Mr. Le Feuvre, 68, has a lengthy psychiatric history. He was found not criminally responsible after a series of unprovoked assaults in 2007 where he punched people or swung at them with his walking cane.
In early June, Kleiton Da Silva, 44, had gone missing from the CAMH overnight and robbed a convenience store and a bakery before he was found. Mr. Da Silva was an NCR patient who had stabbed two men with whom he was smoking crack cocaine, killing one of them.
Dr. Simpson said the case is only the second time in CAMH history when an NCR patient left the facility and was charged with a criminal offence.
CAMH has about 200 forensic patients and of those, about 160 are NCR. Dr.

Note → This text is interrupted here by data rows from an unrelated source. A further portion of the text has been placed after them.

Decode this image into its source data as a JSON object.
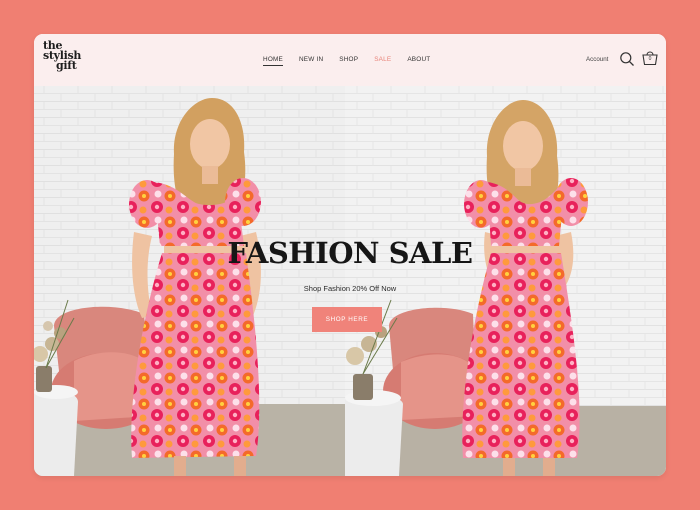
{
  "brand": {
    "logo_lines": [
      "the",
      "stylish",
      "gift"
    ]
  },
  "nav": [
    {
      "label": "HOME",
      "active": true
    },
    {
      "label": "NEW IN"
    },
    {
      "label": "SHOP"
    },
    {
      "label": "SALE",
      "highlight": true
    },
    {
      "label": "ABOUT"
    }
  ],
  "header": {
    "account_label": "Account",
    "cart_count": "0"
  },
  "hero": {
    "title": "FASHION SALE",
    "subtitle": "Shop Fashion 20% Off Now",
    "button_label": "SHOP HERE"
  },
  "colors": {
    "page_background": "#f07f72",
    "header_background": "#fbeeee",
    "accent": "#f0837a",
    "sale_link": "#e8847a"
  },
  "icons": [
    "search-icon",
    "cart-icon"
  ]
}
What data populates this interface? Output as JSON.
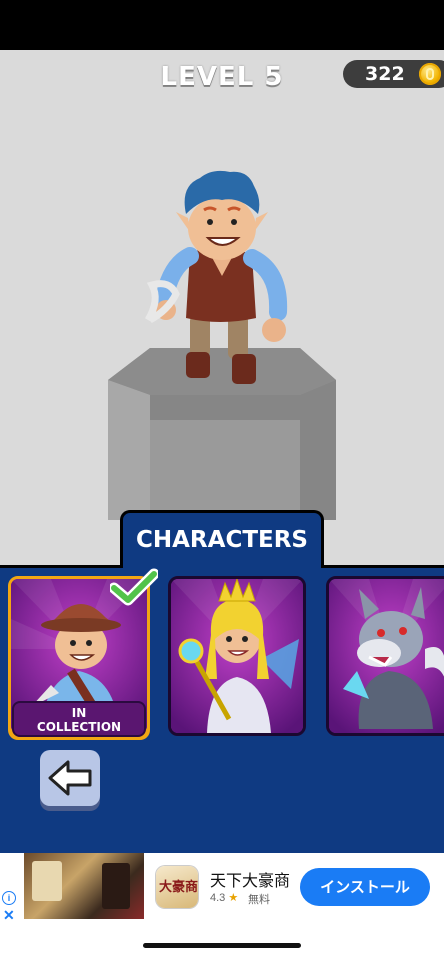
{
  "hud": {
    "level_label": "LEVEL 5",
    "coins": "322",
    "coin_icon": "gold-coin-icon"
  },
  "characters": {
    "tab_title": "CHARACTERS",
    "cards": [
      {
        "name": "adventurer",
        "status": "IN COLLECTION",
        "selected": true
      },
      {
        "name": "princess",
        "status": ""
      },
      {
        "name": "werewolf",
        "status": ""
      }
    ],
    "collection_label_line1": "IN",
    "collection_label_line2": "COLLECTION",
    "back_icon": "left-arrow-icon"
  },
  "ad": {
    "app_name": "天下大豪商",
    "icon_text": "大豪商",
    "rating": "4.3",
    "price": "無料",
    "cta": "インストール",
    "info_icon": "info-icon",
    "close_icon": "close-icon"
  },
  "colors": {
    "panel": "#0f3a82",
    "selected_border": "#f2a713",
    "card_bg": "#7a1a8c",
    "cta": "#1a7cf5"
  }
}
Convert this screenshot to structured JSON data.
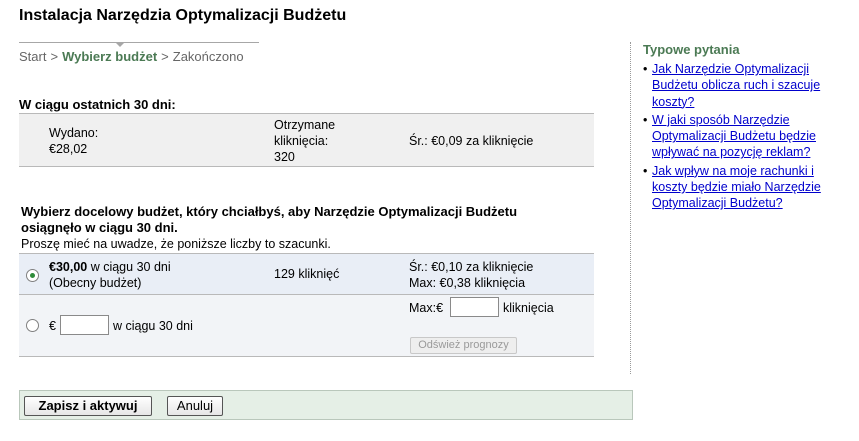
{
  "page": {
    "title": "Instalacja Narzędzia Optymalizacji Budżetu"
  },
  "breadcrumb": {
    "steps": [
      "Start",
      "Wybierz budżet",
      "Zakończono"
    ],
    "separator": ">"
  },
  "stats": {
    "heading": "W ciągu ostatnich 30 dni:",
    "spent_label": "Wydano:",
    "spent_value": "€28,02",
    "clicks_label_1": "Otrzymane",
    "clicks_label_2": "kliknięcia:",
    "clicks_value": "320",
    "avg": "Śr.: €0,09 za kliknięcie"
  },
  "budget": {
    "question_1": "Wybierz docelowy budżet, który chciałbyś, aby Narzędzie Optymalizacji Budżetu",
    "question_2": "osiągnęło w ciągu 30 dni.",
    "note": "Proszę mieć na uwadze, że poniższe liczby to szacunki.",
    "option1": {
      "amount": "€30,00",
      "period": " w ciągu 30 dni",
      "current": "(Obecny budżet)",
      "clicks": "129 kliknięć",
      "avg": "Śr.: €0,10 za kliknięcie",
      "max": "Max: €0,38 kliknięcia",
      "selected": true
    },
    "option2": {
      "currency": "€",
      "amount_value": "",
      "period": "w ciągu 30 dni",
      "max_label": "Max:€",
      "max_value": "",
      "max_unit": "kliknięcia",
      "refresh_label": "Odśwież prognozy",
      "selected": false
    }
  },
  "actions": {
    "save_label": "Zapisz i aktywuj",
    "cancel_label": "Anuluj"
  },
  "faq": {
    "title": "Typowe pytania",
    "items": [
      "Jak Narzędzie Optymalizacji Budżetu oblicza ruch i szacuje koszty?",
      "W jaki sposób Narzędzie Optymalizacji Budżetu będzie wpływać na pozycję reklam?",
      "Jak wpływ na moje rachunki i koszty będzie miało Narzędzie Optymalizacji Budżetu?"
    ]
  },
  "colors": {
    "accent_green": "#4b7a54",
    "link_blue": "#0000cc",
    "action_bar_bg": "#e5efe6"
  }
}
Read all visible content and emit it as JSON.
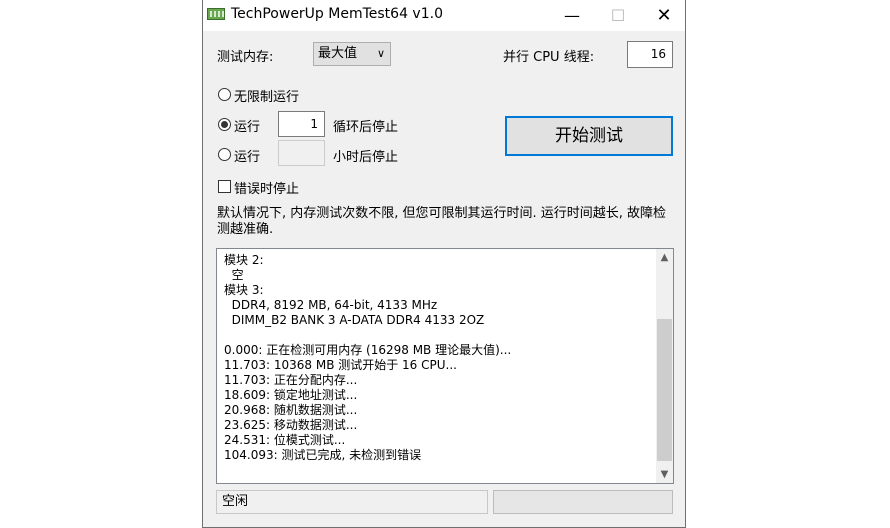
{
  "window": {
    "title": "TechPowerUp MemTest64 v1.0",
    "controls": {
      "minimize": "—",
      "maximize": "☐",
      "close": "✕"
    }
  },
  "memory": {
    "label": "测试内存:",
    "selected": "最大值",
    "dropdown_icon": "chevron-down-icon"
  },
  "threads": {
    "label": "并行 CPU 线程:",
    "value": "16"
  },
  "run_mode": {
    "unlimited_label": "无限制运行",
    "loops_prefix": "运行",
    "loops_value": "1",
    "loops_suffix": "循环后停止",
    "hours_prefix": "运行",
    "hours_value": "",
    "hours_suffix": "小时后停止",
    "selected": "loops"
  },
  "stop_on_error": {
    "label": "错误时停止",
    "checked": false
  },
  "start_button": {
    "label": "开始测试"
  },
  "description": "默认情况下, 内存测试次数不限, 但您可限制其运行时间. 运行时间越长, 故障检测越准确.",
  "log": {
    "lines": [
      "模块 2:",
      "  空",
      "模块 3:",
      "  DDR4, 8192 MB, 64-bit, 4133 MHz",
      "  DIMM_B2 BANK 3 A-DATA DDR4 4133 2OZ",
      "",
      "0.000: 正在检测可用内存 (16298 MB 理论最大值)...",
      "11.703: 10368 MB 测试开始于 16 CPU...",
      "11.703: 正在分配内存...",
      "18.609: 锁定地址测试...",
      "20.968: 随机数据测试...",
      "23.625: 移动数据测试...",
      "24.531: 位模式测试...",
      "104.093: 测试已完成, 未检测到错误"
    ],
    "scroll_up_icon": "scroll-up-arrow-icon",
    "scroll_down_icon": "scroll-down-arrow-icon"
  },
  "status": {
    "text": "空闲",
    "progress": 0
  },
  "colors": {
    "window_bg": "#f0f0f0",
    "accent_border": "#0078d7",
    "progress_fill": "#06b025"
  }
}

Simpson said the hospital takes the disappearance of any patient seriously, but that in the vast majority of cases, they are found quickly.
Mathieu Dufour, associate chief of psychiatry at the Royal Ottawa Mental Health Centre, said there are about 1,600 patients across the province who are being overseen by the Ontario Review Board. There is a system in place to ensure they receive treatment while managing any potential risks they may pose.
“We need to be able to re-integrate them into the community while still being safe for the community,” Dr. Dufour said. “There’s a very careful process.”
Dr. Dufour highlighted a Canadian study that found 17 per cent of NCR patients reoffend within three years of their discharge. Only 0.6 per cent of NCR patients commit offences involving serious violence. The rates are much lower than they are for the criminal justice system, Dr. Dufour said.
Unlike Mr. Cong’s case, other incidents where NCR patients go missing didn’t appear to be planned moves.
In 2015, for example, Thomas Brailsford, who was at the CAMH after killing his mother, was escorted in a taxi for a medical appointment. While the nurse was paying the driver, Mr. Brailsford ran out of the car. Police found him the next day.
George May was at the CAMH after he fatally strangled another psychiatric patient. In January, 2012, he was taken to the Toronto General Hospital for a CT scan. He got into a dispute with the technician and security led him out of the building without telling the CAMH escort.
Police found him three days later. He said he had gone to the Sunnybrook hospital emergency to get help but waited nine hours without seeing a doctor.